Juvenile Court (Frederick Wiseman / U.S., 1973):

The outside world is glimpsed twice only, the opening and closing shots; if corridors here seem more spacious than in Frederick Wiseman's previous portraits of institutional hell, it's because of the filmmaker's feel of dilated humanity coursing through them. The Juvenile Court of Shelby County, Memphis, provides the setting, though we could still be in Basic Training: youngsters are herded, booked, frisked, and shorn while waiting for a maiden taste of the justice system. A probation-breaking 11-year-old girl sobs, a couple argues the difference between punishment and abuse when it comes to a child's spanking, a 15-year-old is accused of molesting the girl he was baby-sitting -- each case could be a film of its own, and Wiseman's density of narrative (and his refusal to inflict answers) illustrates his respect for the mystery and largeness of the lives on display. A pimply delinquent listens as Bible-carrying rehabilitators promise him liberation and direction through Jesus, then joining them in prayer; on trial later, the kid insists on his alibi and refuses to plead guilty, so the court declares he can't really "turn to the Lord." Who gets to decide?
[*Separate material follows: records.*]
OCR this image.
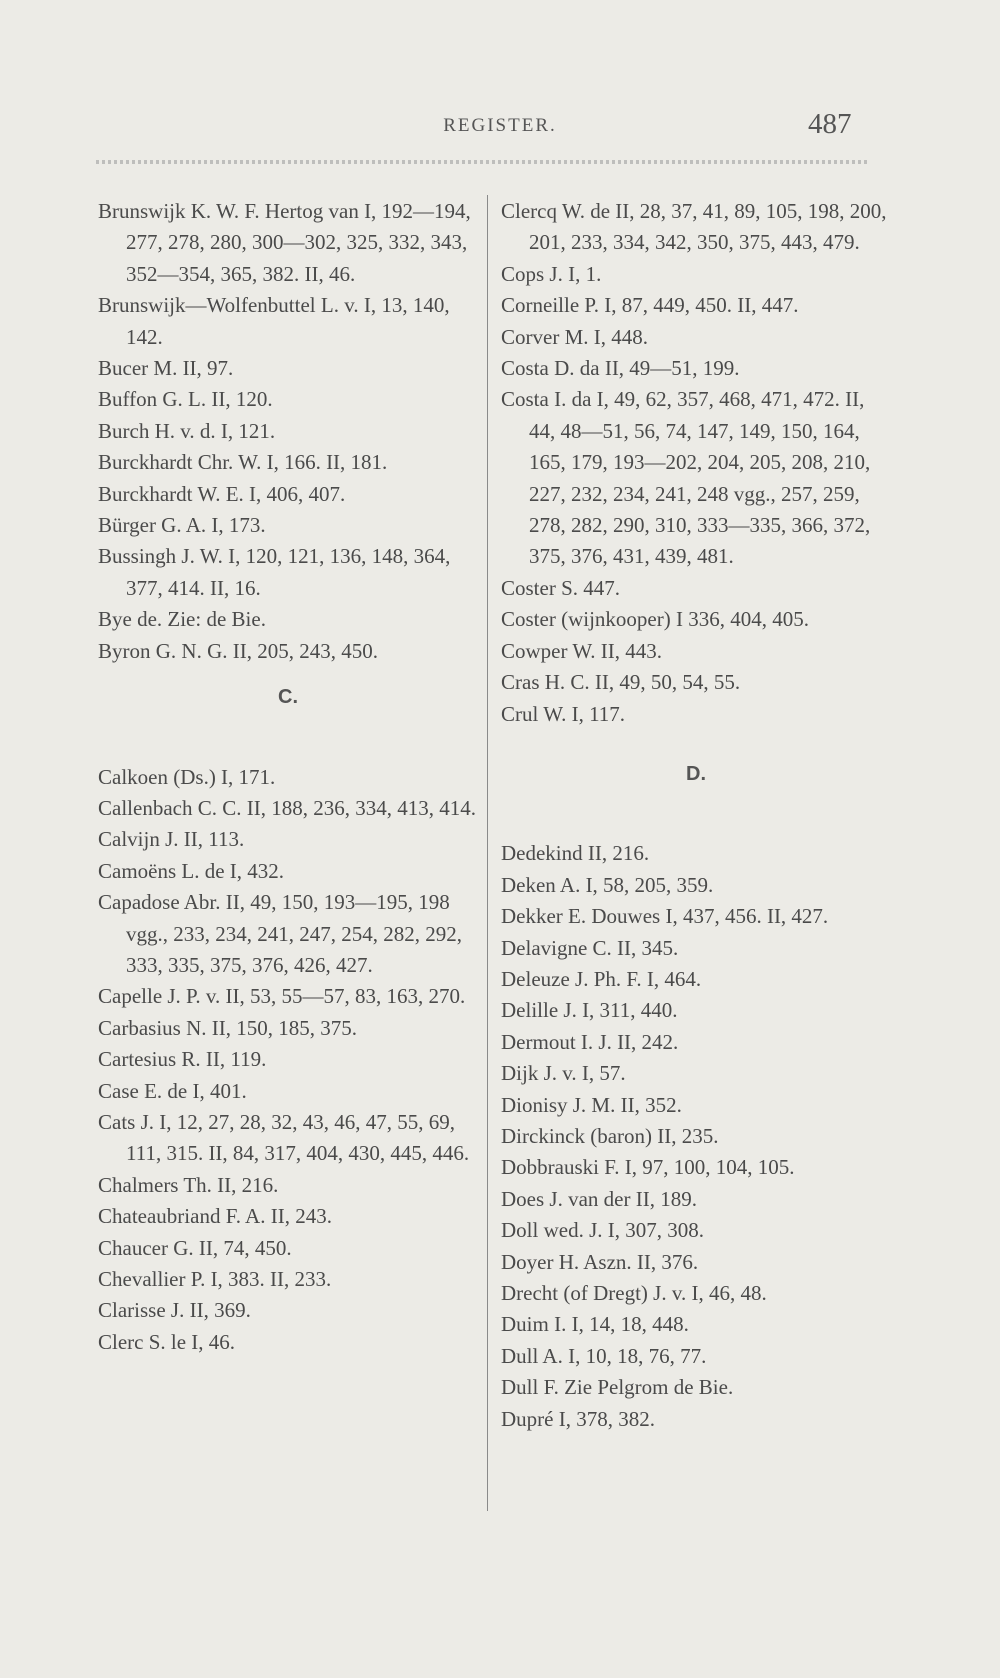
REGISTER.	487

Brunswijk K. W. F. Hertog van I, 192—194, 277, 278, 280, 300—302, 325, 332, 343, 352—354, 365, 382. II, 46.

Brunswijk—Wolfenbuttel L. v. I, 13, 140, 142.

Bucer M. II, 97.

Buffon G. L. II, 120.

Burch H. v. d. I, 121.

Burckhardt Chr. W. I, 166. II, 181.

Burckhardt W. E. I, 406, 407.

Bürger G. A. I, 173.

Bussingh J. W. I, 120, 121, 136, 148, 364, 377, 414. II, 16.

Bye de. Zie: de Bie.

Byron G. N. G. II, 205, 243, 450.

C.

Calkoen (Ds.) I, 171.

Callenbach C. C. II, 188, 236, 334, 413, 414.

Calvijn J. II, 113.

Camoëns L. de I, 432.

Capadose Abr. II, 49, 150, 193—195, 198 vgg., 233, 234, 241, 247, 254, 282, 292, 333, 335, 375, 376, 426, 427.

Capelle J. P. v. II, 53, 55—57, 83, 163, 270.

Carbasius N. II, 150, 185, 375.

Cartesius R. II, 119.

Case E. de I, 401.

Cats J. I, 12, 27, 28, 32, 43, 46, 47, 55, 69, 111, 315. II, 84, 317, 404, 430, 445, 446.

Chalmers Th. II, 216.

Chateaubriand F. A. II, 243.

Chaucer G. II, 74, 450.

Chevallier P. I, 383. II, 233.

Clarisse J. II, 369.

Clerc S. le I, 46.

Clercq W. de II, 28, 37, 41, 89, 105, 198, 200, 201, 233, 334, 342, 350, 375, 443, 479.

Cops J. I, 1.

Corneille P. I, 87, 449, 450. II, 447.

Corver M. I, 448.

Costa D. da II, 49—51, 199.

Costa I. da I, 49, 62, 357, 468, 471, 472. II, 44, 48—51, 56, 74, 147, 149, 150, 164, 165, 179, 193—202, 204, 205, 208, 210, 227, 232, 234, 241, 248 vgg., 257, 259, 278, 282, 290, 310, 333—335, 366, 372, 375, 376, 431, 439, 481.

Coster S. 447.

Coster (wijnkooper) I 336, 404, 405.

Cowper W. II, 443.

Cras H. C. II, 49, 50, 54, 55.

Crul W. I, 117.

D.

Dedekind II, 216.

Deken A. I, 58, 205, 359.

Dekker E. Douwes I, 437, 456. II, 427.

Delavigne C. II, 345.

Deleuze J. Ph. F. I, 464.

Delille J. I, 311, 440.

Dermout I. J. II, 242.

Dijk J. v. I, 57.

Dionisy J. M. II, 352.

Dirckinck (baron) II, 235.

Dobbrauski F. I, 97, 100, 104, 105.

Does J. van der II, 189.

Doll wed. J. I, 307, 308.

Doyer H. Aszn. II, 376.

Drecht (of Dregt) J. v. I, 46, 48.

Duim I. I, 14, 18, 448.

Dull A. I, 10, 18, 76, 77.

Dull F. Zie Pelgrom de Bie.

Dupré I, 378, 382.
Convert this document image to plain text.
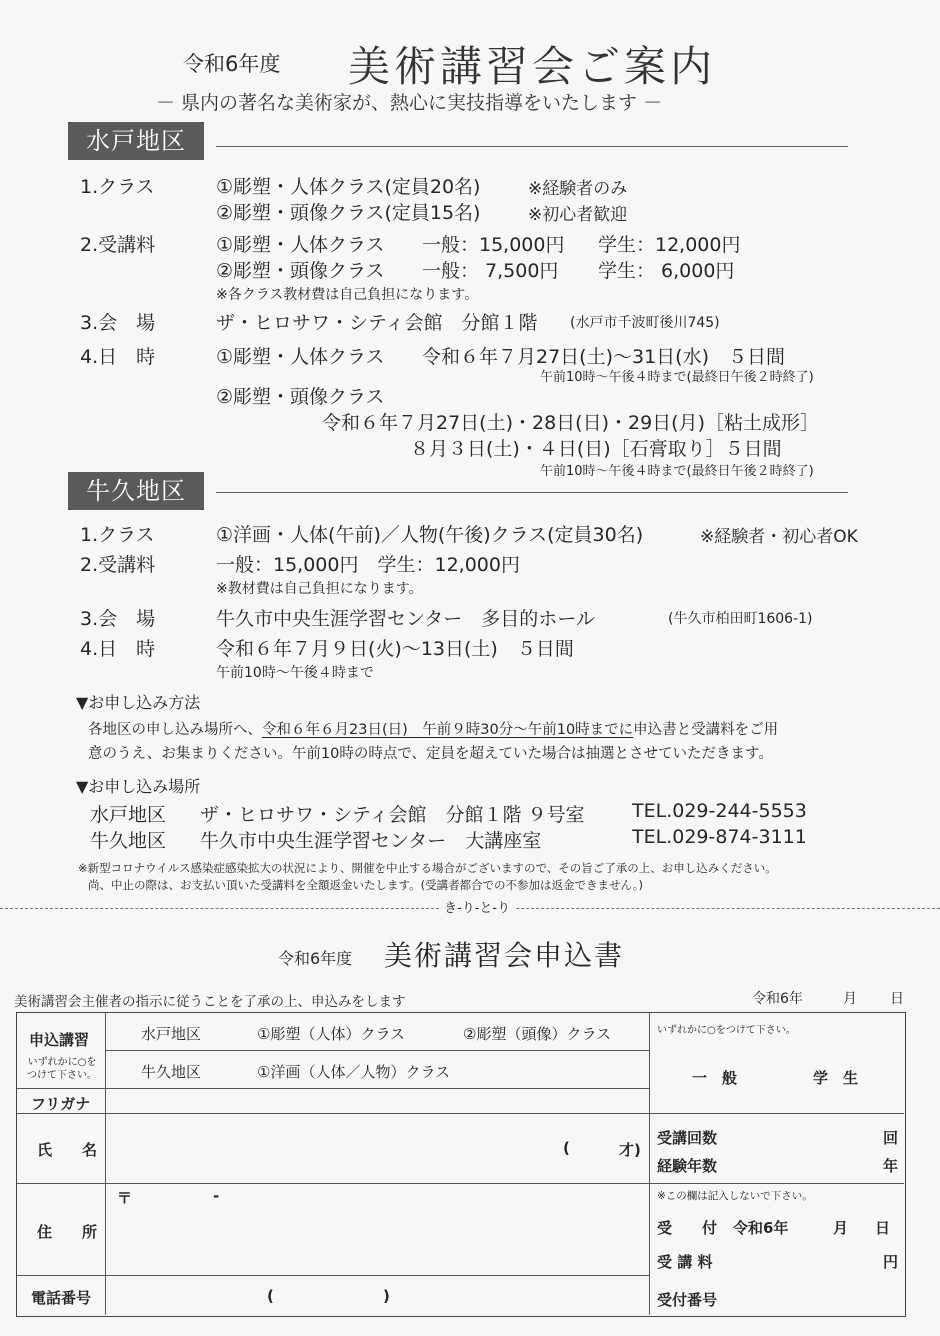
令和6年度 美術講習会ご案内
－ 県内の著名な美術家が、熱心に実技指導をいたします －
水戸地区
1.クラス	①彫塑・人体クラス(定員20名)	※経験者のみ
②彫塑・頭像クラス(定員15名)	※初心者歓迎
2.受講料	①彫塑・人体クラス 一般：15,000円 学生：12,000円
②彫塑・頭像クラス 一般： 7,500円 学生： 6,000円
※各クラス教材費は自己負担になります。
3.会　場	ザ・ヒロサワ・シティ会館　分館１階 (水戸市千波町後川745)
4.日　時	①彫塑・人体クラス 令和６年７月27日(土)～31日(水)　５日間
午前10時～午後４時まで(最終日午後２時終了)
②彫塑・頭像クラス
令和６年７月27日(土)・28日(日)・29日(月)［粘土成形］
８月３日(土)・４日(日)［石膏取り］５日間
午前10時～午後４時まで(最終日午後２時終了)
牛久地区
1.クラス	①洋画・人体(午前)／人物(午後)クラス(定員30名)	※経験者・初心者OK
2.受講料	一般：15,000円　学生：12,000円
※教材費は自己負担になります。
3.会　場	牛久市中央生涯学習センター　多目的ホール	(牛久市柏田町1606-1)
4.日　時	令和６年７月９日(火)～13日(土)　５日間
午前10時～午後４時まで
▼お申し込み方法
各地区の申し込み場所へ、令和６年６月23日(日)　午前９時30分～午前10時までに申込書と受講料をご用
意のうえ、お集まりください。午前10時の時点で、定員を超えていた場合は抽選とさせていただきます。
▼お申し込み場所
水戸地区 ザ・ヒロサワ・シティ会館　分館１階 ９号室 TEL.029-244-5553
牛久地区 牛久市中央生涯学習センター　大講座室	TEL.029-874-3111
※新型コロナウイルス感染症感染拡大の状況により、開催を中止する場合がございますので、その旨ご了承の上、お申し込みください。
尚、中止の際は、お支払い頂いた受講料を全額返金いたします。(受講者都合での不参加は返金できません。)
き-り-と-り
令和6年度 美術講習会申込書
美術講習会主催者の指示に従うことを了承の上、申込みをします	令和6年	月 日
申込講習
いずれかに○を
つけて下さい。
水戸地区	①彫塑（人体）クラス	②彫塑（頭像）クラス
牛久地区	①洋画（人体／人物）クラス
いずれかに○をつけて下さい。
一　般	学　生
フリガナ
氏　　名	(	才)
受講回数	回
経験年数	年
住　　所
〒	-
電話番号	(	)
※この欄は記入しないで下さい。
受　　付 令和6年	月 日
受 講 料	円
受付番号
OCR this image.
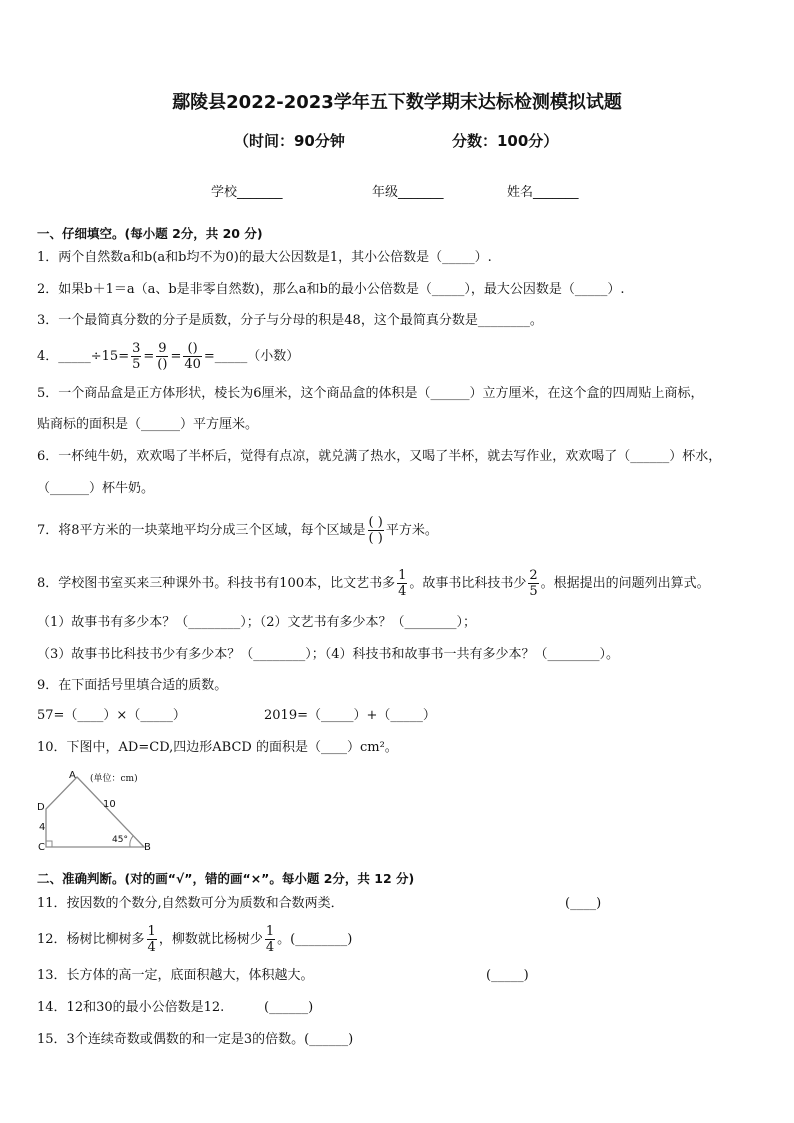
鄢陵县2022-2023学年五下数学期末达标检测模拟试题
（时间：90分钟	分数：100分）
学校_______	年级_______	姓名_______
一、仔细填空。(每小题 2分，共 20 分)
1．两个自然数a和b(a和b均不为0)的最大公因数是1，其小公倍数是（_____）.
2．如果b＋1＝a（a、b是非零自然数)，那么a和b的最小公倍数是（_____），最大公因数是（_____）.
3．一个最简真分数的分子是质数，分子与分母的积是48，这个最简真分数是________。
4．_____÷15= $\frac{3}{5} = \frac{9}{()} = \frac{()}{40}$ =_____（小数）
5．一个商品盒是正方体形状，棱长为6厘米，这个商品盒的体积是（______）立方厘米，在这个盒的四周贴上商标，
贴商标的面积是（______）平方厘米。
6．一杯纯牛奶，欢欢喝了半杯后，觉得有点凉，就兑满了热水，又喝了半杯，就去写作业，欢欢喝了（______）杯水，
（______）杯牛奶。
7．将8平方米的一块菜地平均分成三个区域，每个区域是 $\frac{( )}{( )}$ 平方米。
8．学校图书室买来三种课外书。科技书有100本，比文艺书多 $\frac{1}{4}$ 。故事书比科技书少 $\frac{2}{5}$ 。根据提出的问题列出算式。
（1）故事书有多少本？（________）；（2）文艺书有多少本？（________）；
（3）故事书比科技书少有多少本？（________）；（4）科技书和故事书一共有多少本？（________）。
9．在下面括号里填合适的质数。
57=（____）×（_____）	2019=（_____）+（_____）
10．下图中，AD=CD,四边形ABCD 的面积是（____）cm²。
A (单位：cm)
D
4
10
C
45°
B
二、准确判断。(对的画“√”，错的画“×”。每小题 2分，共 12 分)
11．按因数的个数分,自然数可分为质数和合数两类．	(____)
12．杨树比柳树多 $\frac{1}{4}$ ，柳数就比杨树少 $\frac{1}{4}$ 。(________)
13．长方体的高一定，底面积越大，体积越大。	(_____)
14．12和30的最小公倍数是12.	(______)
15．3个连续奇数或偶数的和一定是3的倍数。(______)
Judge Turner presides humanely, as do the other social workers, but Wiseman knows how society attempts to order complex problems into tidy verdicts, particularly when determined off the record and behind the chamber's closed doors -- a judicial decision is detailed, from genesis to delivery, in the extended final passage, a gulf widening between the attorneys, psychiatrists and courtroom officers settling somebody's future with businesslike, determinist concern and the shaky juvenile just outside, asking "Isn't there any justice?" (For the documentarian it's not a matter of youth versus adulthood or innocence versus guilt, but rather the labyrinth both sides find themselves helplessly locked into.) Wiseman's halls can be as desolate as Kubrick's, yet hope lies in the kids' wounded, prematurely weary faces, caught in close-ups made Cassavetesian by pragmatic-compassionate gaze and faith in life making it through America's meat grinders. In black and white.